さて、この度は貴店のアルバイトの身でありながら、《あんまん》を勝手に食べてしまいました件につきまして、一言お詫び申し上げたく、筆を取らせて頂いた次第でございます。
言い訳がましい様ではございますが、店長殿もご存知の通り、秋の冷え込みも厳しくなって参りました。
私はあの日、店外のゴミ箱の袋を換えに、外へ出たのでございます。
私、こう見えまして真面目なタチでございますので、ゴミ箱の袋を換えるだけでは、いつもお世話になっております、店長殿への恩返しにはなるまいと考えまして、ゴミ箱の中から外から、それはそれはキレイに清掃したのでございます。
そうして、お店の中へと戻って参りますと、貴店自慢の馥郁たる《あんまん》のカオリ……。
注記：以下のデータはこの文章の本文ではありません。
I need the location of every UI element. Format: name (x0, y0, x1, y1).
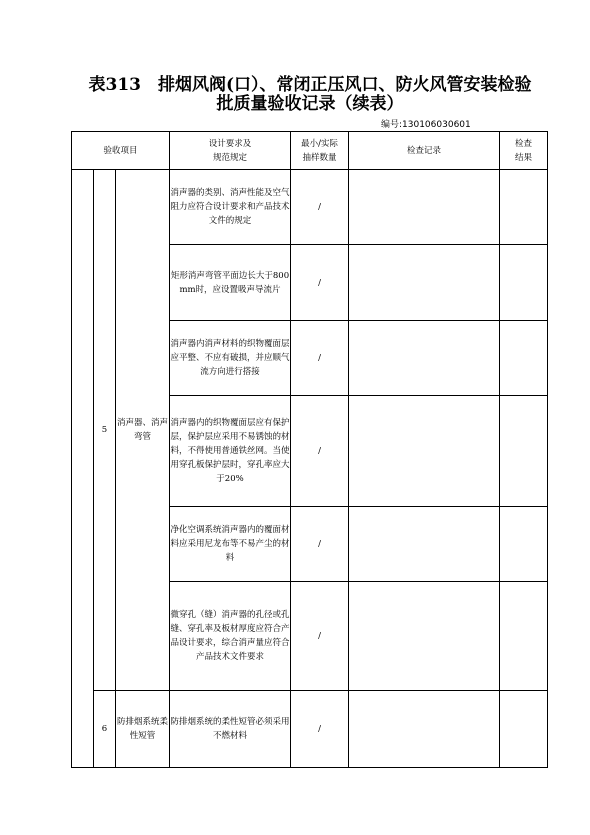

まるで店長殿のお人柄を、脳髄に映し出すかの如き、暖かで優しいカオリが、私の鼻孔から、冷えたカラダに染み入るのでございますから溜りません。
こうとなっては、誰がその誘惑に打ち勝つ事が出来ましょうか。
イイエ、出来ません。如何な聖人君子と云えども、あんなカオリに見舞われては、もうヒトタマリもございません。
それからの私ときたら……。
エェ、それはもう、むさぼり喰らいましたとも。
そうしてみましたら、又、貴店自慢の《あんまん》の美味たること、マサに天上の甘露が滴り落ちたかと思われるばかり、上品な甘味に、私、改めて虜になりましたと同時に、この《あんまん》ある限り、貴店の安泰は磐石だと、そう確信致しました次第でございます。
そうした次第でございますので、何卒、寛大なるご処置を賜ります様、平にお願い申し上げる次第でございます。